The work of Felipe Zúñiga González (b. Mexico City, 1978) focuses on the interconnection between body, communication and space in the intersection between performance, language, and video. This broad equation contracts and expands depending on the nature of the work’s location – intimate and private, or public space. A key aspect of Zúñiga’s art practice concerns the fluctuating relationship between the individual/personal and the collective/social. While the ways in which language informs identity and shapes – contracts, expands, displaces – private and public space, is a primary interest. In pursuit of these concerns Zúñiga implements a range of strategies, from the position of performer to that of curator/producer and educator. In each case, his primary intention is to generate a platform of communication that can modify (even for a minimal time) the perception of a person, a situation, or a place.

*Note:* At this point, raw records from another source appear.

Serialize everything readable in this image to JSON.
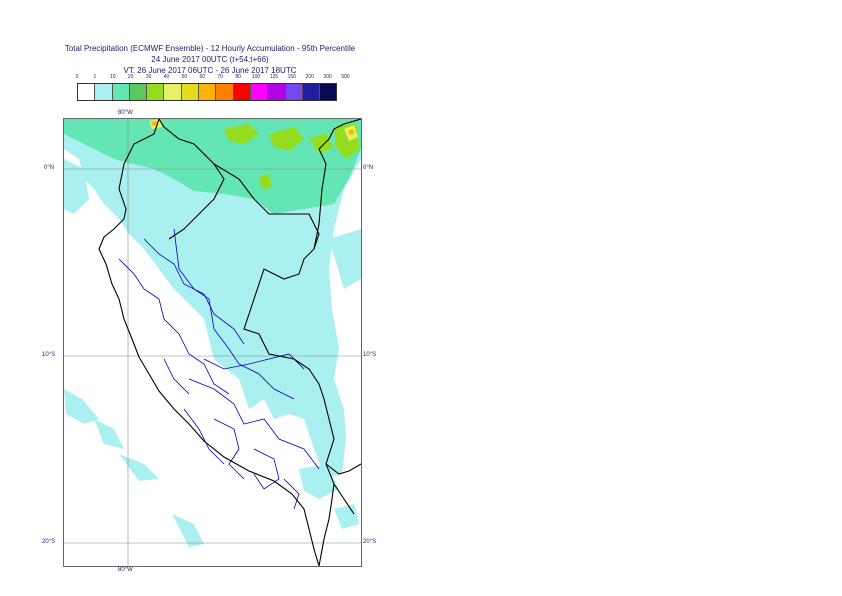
{
  "title": {
    "line1": "Total Precipitation (ECMWF Ensemble) - 12 Hourly Accumulation - 95th Percentile",
    "line2": "24 June 2017 00UTC (t+54,t+66)",
    "line3": "VT: 26 June 2017 06UTC - 26 June 2017 18UTC"
  },
  "legend": {
    "ticks": [
      "0",
      "1",
      "10",
      "20",
      "30",
      "40",
      "50",
      "60",
      "70",
      "80",
      "100",
      "125",
      "150",
      "200",
      "300",
      "500"
    ],
    "colors": [
      "#ffffff",
      "#aaf0f0",
      "#64e6b4",
      "#5ac85a",
      "#96dc1e",
      "#e6f064",
      "#e6dc1e",
      "#ffb400",
      "#ff8000",
      "#ff0000",
      "#ff00ff",
      "#b400e6",
      "#7846f0",
      "#1e1ea0",
      "#0a0a50"
    ]
  },
  "map": {
    "labels": {
      "lon_top": "80°W",
      "lon_bottom": "80°W",
      "lat_0_left": "0°N",
      "lat_0_right": "0°N",
      "lat_10_left": "10°S",
      "lat_10_right": "10°S",
      "lat_20_left": "20°S",
      "lat_20_right": "20°S"
    },
    "precip_colors": {
      "light": "#aaf0f0",
      "medium": "#64e6b4",
      "green": "#96dc1e",
      "yellow": "#e6f064",
      "orange": "#ffb400"
    },
    "coast_color": "#000000",
    "border_color": "#0000b4"
  }
}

Felipe Zúñiga’s installations and videos have been shown in Mexico and internationally, including at Alexandria Contemporary Arts Forum (ACAF), Egypt; Kran Film, Bruxelles; Zacheta National Gallery of Art, Warsaw, Poland; El Centro Cultural Español (CCE), Miami, Florida; the Consulate General of Mexico, Los Angeles, California; and Casa del Lago, Mexico City.

 

Wu — Workshop Unit

The program includes the collaboration of Tijuana-based architect Giacomo Castagnola who designed a mobile, flexible workshop unit (Wu). Wu works as a storage space, exhibition totem, and table with display panels for the students. Generating multiple activities and workshops around it, Wu exists as a micro-infrastructure for small workshops, facilitating the interaction between users.

The tables can be folded and unfolded with side wings; the front top table opens to reveal multiple container boxes for small, medium and large format materials. The unit has storage on top, in the front and back and the interior has cork panels to post information or display exhibitions.